Aldith cogió a Lucas del brazo y acompañaron a Justino hasta la calle.

– Ándate con mucho cuidado, De Quincy -dijo Lucas bruscamente-, porque Juan puede ser más peligroso que el Flamenco.

– Estaré de vuelta para vuestra boda -dijo y despidiéndose de ellos, dirigió su caballo al camino. Cuando miró hacia atrás, estaban aún observándole y él les dijo adiós con la mano y siguió cabalgando. Las calles estaban abarrotadas de carros y otros medios de locomoción y tuvo que tener mucho cuidado para que Copper no tropezara con los peatones distraídos. Pero una vez que llegó a la puerta este, dejó atrás la congestión del tráfico. El camino que se extendía frente a él estaba libre y espoleó a su caballo a que cabalgara a galope. Pero la advertencia de Lucas parecía flotar en el aire que le rodeaba.

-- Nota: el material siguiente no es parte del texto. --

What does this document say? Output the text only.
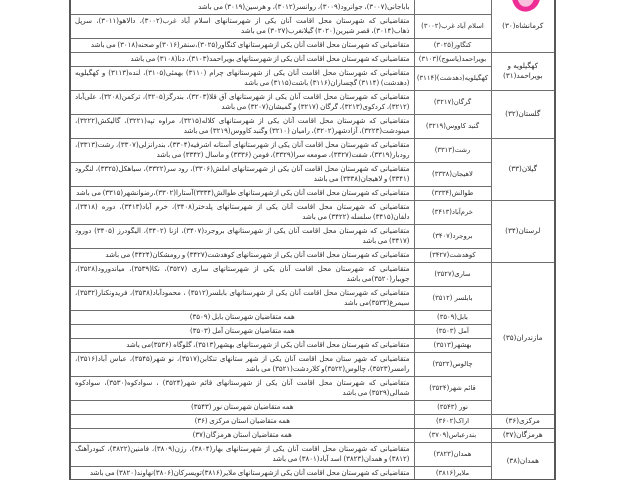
کرمانشاه(۳۰)		باباجانی(۳۰۰۷)، جوانرود(۳۰۰۹)، روانسر(۳۰۱۲)، و هرسین(۳۰۱۹) می باشد

	اسلام آباد غرب(۳۰۰۲)	متقاضیانی که شهرستان محل اقامت آنان یکی از شهرستانهای اسلام آباد غرب(۳۰۰۲)، دالاهو(۳۰۱۱)، سرپل ذهاب(۳۰۱۴)، قصر شیرین(۳۰۲۰) گیلانغرب(۳۰۲۷) می باشد

	کنگاور(۳۰۲۵)	متقاضیانی که شهرستان محل اقامت آنان یکی ازشهرستانهای کنگاور(۳۰۲۵)،سنقر(۳۰۱۶)و صحنه(۳۰۱۸) می باشد

کهگیلویه و بویراحمد(۳۱)	بویراحمد(یاسوج)(۳۱۰۳)	متقاضیانی که شهرستان محل اقامت آنان یکی از شهرستانهای بویراحمد(۳۱۰۳)، دنا(۳۱۰۸) می باشد

	کهگیلویه(دهدشت)(۳۱۱۴)	متقاضیانی که شهرستان محل اقامت آنان یکی از شهرستانهای چرام (۳۱۱۰) بهمئی(۳۱۰۵)، لنده(۳۱۱۳) و کهگیلویه (دهدشت) (۳۱۱۴) گچساران(۳۱۱۶) باشت(۳۱۱۵) می باشد

گلستان(۳۲)	گرگان(۳۲۱۷)	متقاضیانی که شهرستان محل اقامت آنان یکی از شهرستانهای آق قلا(۳۲۰۳)، بندرگز(۳۲۰۵)، ترکمن(۳۲۰۸)، علی‌آباد (۳۲۱۲)، کردکوی(۳۲۱۳)، گرگان (۳۲۱۷) و گمیشان(۳۲۰۷) می باشد

	گنبد کاووس(۳۲۱۹)	متقاضیانی که شهرستان محل اقامت آنان یکی از شهرستانهای کلاله(۳۲۱۵)، مراوه تپه(۳۲۲۱)، گالیکش(۳۲۲۲)، مینودشت(۳۲۲۳)، آزادشهر(۳۲۰۲)، رامیان (۳۲۱۰) وگنبد کاووس(۳۲۱۹) می باشد

گیلان(۳۳)	رشت(۳۳۱۳)	متقاضیانی که شهرستان محل اقامت آنان یکی از شهرستانهای آستانه اشرفیه(۳۳۰۴)، بندرانزلی(۳۳۰۷)، رشت(۳۳۱۳)، رودبار(۳۳۱۹)، شفت(۳۳۲۷)، صومعه سرا(۳۳۲۹)، فومن (۳۳۳۶) و ماسال (۳۳۴۲) می باشد

	لاهیجان(۳۳۳۸)	متقاضیانی که شهرستان محل اقامت آنان یکی از شهرستانهای املش(۳۳۰۶)، رود سر(۳۳۲۲)، سیاهکل(۳۳۲۵)، لنگرود (۳۳۴۱) و لاهیجان(۳۳۳۸) می باشد

	طوالش(۳۳۳۴)	متقاضیانی که شهرستان محل اقامت آنان یکی ازشهرستانهای طوالش(۳۳۳۴)آستارا(۳۳۰۲)،رضوانشهر(۳۳۱۵) می باشد

لرستان(۳۴)	خرم‌آباد(۳۴۱۳)	متقاضیانی که شهرستان محل اقامت آنان یکی از شهرستانهای پلدختر(۳۴۰۸)، خرم آباد(۳۴۱۳)، دوره (۳۴۱۸)، دلفان(۳۴۱۵) سلسله (۳۴۲۲) می باشد

	بروجرد(۳۴۰۷)	متقاضیانی که شهرستان محل اقامت آنان یکی از شهرستانهای بروجرد(۳۴۰۷)، ازنا (۳۴۰۲)، الیگودرز (۳۴۰۵) دورود (۳۴۱۷) می باشد

	کوهدشت(۳۴۲۷)	متقاضیانی که شهرستان محل اقامت آنان یکی از شهرستانهای کوهدشت(۳۴۲۷) و رومشکان(۳۴۲۴) می باشد

مازندران(۳۵)	ساری(۳۵۲۷)	متقاضیانی که شهرستان محل اقامت آنان یکی از شهرستانهای ساری (۳۵۲۷)، نکا(۳۵۳۹)، میاندورود(۳۵۲۸)، جویبار(۳۵۲۰)می باشد

	بابلسر (۳۵۱۲)	متقاضیانی که شهرستان محل اقامت آنان یکی از شهرستانهای بابلسر(۳۵۱۲) ، محمودآباد(۳۵۳۸)، فریدونکنار(۳۵۳۲)، سیمرغ(۳۵۳۳)می باشد

	بابل(۳۵۰۹)	همه متقاضیان شهرستان بابل (۳۵۰۹)

	آمل (۳۵۰۳)	همه متقاضیان شهرستان آمل (۳۵۰۳)

	بهشهر(۳۵۱۳)	متقاضیانی که شهرستان محل اقامت آنان یکی از شهرستانهای بهشهر(۳۵۱۳)، گلوگاه (۳۵۳۶)می باشد

	چالوس(۳۵۲۲)	متقاضیانی که شهر ستان محل اقامت آنان یکی از شهر ستانهای تنکابن(۳۵۱۷)، نو شهر(۳۵۴۵)، عباس آباد(۳۵۱۶)، رامسر(۳۵۲۳)، چالوس(۳۵۲۲)و کلاردشت(۳۵۲۱) می باشد

	قائم شهر(۳۵۲۴)	متقاضیانی که شهرستان محل اقامت آنان یکی از شهرستانهای قائم شهر(۳۵۲۴) ، سوادکوه(۳۵۳۰)، سوادکوه شمالی(۳۵۲۹) می باشد

	نور (۳۵۴۳)	همه متقاضیان شهرستان نور (۳۵۴۳)

مرکزی(۳۶)	اراک(۳۶۰۲)	همه متقاضیان استان مرکزی (۳۶)

هرمزگان(۳۷)	بندرعباس(۳۷۰۹)	همه متقاضیان استان هرمزگان(۳۷)

همدان(۳۸)	همدان(۳۸۲۳)	متقاضیانی که شهرستان محل اقامت آنان یکی از شهرستانهای بهار(۳۸۰۴)، رزن(۳۸۰۹)، فامنین(۳۸۲۲)، کبودرآهنگ (۳۸۱۲) و همدان(۳۸۲۳) اسد آباد(۳۸۰۱) می باشد

	ملایر(۳۸۱۶)	متقاضیانی که شهرستان محل اقامت آنان یکی ازشهرستانهای ملایر(۳۸۱۶)تویسرکان(۳۸۰۶)نهاوند(۳۸۲۰) می باشد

Era tarde y la mayoría de los habitantes de Londres estaba ya en la cama. Las luces en el gran aposento de la reina estaban encendidas. Se hizo un completo silencio una vez que Justino terminó de hablar. Leonor tenía los ojos fijos en su regazo y sus espléndidas sortijas relucían en sus dedos fuertemente apretados.

– Servidnos un poco de vino, Justino -dijo al fin-, y beberemos a la salud del retorno de mi hijo a su hogar.

Su ironía era tan forzada que Justino hizo una mueca. Cruzó la habitación, trajo dos copas, pero bebió muy poco de la suya, porque el vino y la fatiga podían prender un fuego con más rapidez que cualquier combustible.

Como si pudiera leer sus pensamientos, Leonor dijo:

– Tenéis aspecto de estar agotado. Habéis debido de dormir en la misma montura para poder llegar aquí tan pronto. Una vez más, me habéis servido bien.